LOS ANGELES – The Los Angeles County Department of Public Health is urging all gay and bisexual men to get vaccinated against meningitis, regardless of their risk profile.
“We acknowledge this broadens our prior recommendations. But after careful consultation with the CDC and health officers in other affected jurisdictions, we consider that this expansion of the vaccination recommendations is a necessary step to suppress this outbreak,” said Dr. Jeffrey Gunzenhauser, Los Angeles County’s interim health officer.
Nine new cases of invasive meningococcal disease have been diagnosed in Los Angeles Cunty since May 1, bringing the number of cases this year to 13, according to the Department of Public Health.
Given that total and cases in other jurisdictions, the state has declared an outbreak.
Seven of the Los Angeles County cases have affected self-identified gay men or men who have sex with men.
Previously, health officials had recommended vaccination for gay and bisexual men “who regularly have close or intimate contact with multiple partners or who seek partners through digital applications, particularly those who share cigarettes/marijuana or use illegal drugs,” versus today’s broader recommendation.
Meningitis vaccinations are also recommended for all HIV-infected people.
Free vaccinations are available at public health clinics for those at high risk, regardless of health insurance status.
The AIDS Healthcare Foundation also offers free vaccination at its four Los Angeles-area health centers in Hollywood, West Adams, Sherman Oaks and Long Beach.

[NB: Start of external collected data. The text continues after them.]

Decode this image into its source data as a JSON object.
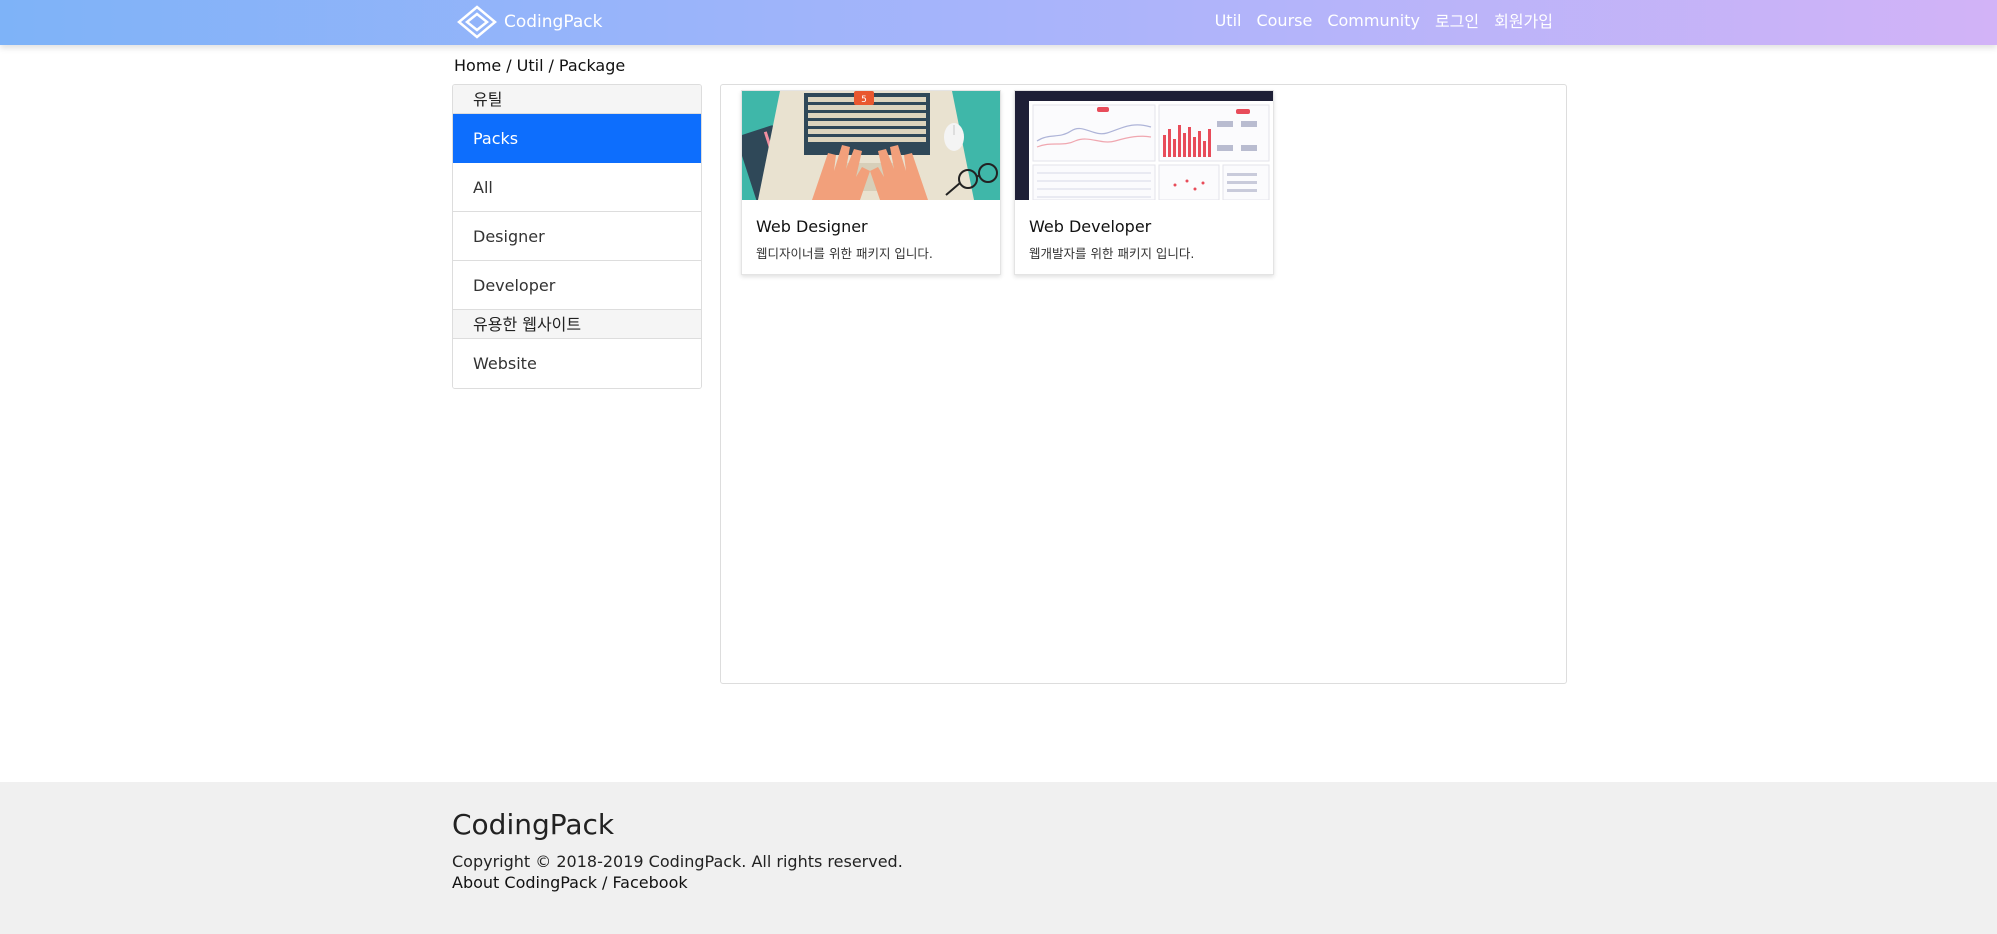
{
  "navbar": {
    "brand": "CodingPack",
    "links": [
      "Util",
      "Course",
      "Community",
      "로그인",
      "회원가입"
    ]
  },
  "breadcrumb": {
    "items": [
      "Home",
      "Util",
      "Package"
    ],
    "separator": "/"
  },
  "sidebar": {
    "section1_title": "유틸",
    "items": [
      "Packs",
      "All",
      "Designer",
      "Developer"
    ],
    "active_item": "Packs",
    "section2_title": "유용한 웹사이트",
    "section2_items": [
      "Website"
    ]
  },
  "cards": [
    {
      "title": "Web Designer",
      "description": "웹디자이너를 위한 패키지 입니다."
    },
    {
      "title": "Web Developer",
      "description": "웹개발자를 위한 패키지 입니다."
    }
  ],
  "footer": {
    "brand": "CodingPack",
    "copyright": "Copyright © 2018-2019 CodingPack. All rights reserved.",
    "links": [
      "About CodingPack",
      "Facebook"
    ],
    "separator": "/"
  },
  "colors": {
    "nav_gradient_start": "#7eb3f8",
    "nav_gradient_end": "#d2b3f7",
    "active_blue": "#0d6efd",
    "footer_bg": "#f0f0f0"
  }
}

Health officials said people can also help prevent the spread of the disease by not sharing drinks, utensils, food, toothbrushes, cigarettes, cigars or pipes; and not having multiple kissing partners.
Meningococcal diseases is a rare, but serious disease. The illness that most people are familiar with is meningitis. It can start with flu-like symptoms, then progress to high fever, headache, stiff neck, confusion and rash. People who experience these symptoms should seek medical care immediately.
The disease is fatal in about one in 10 patients.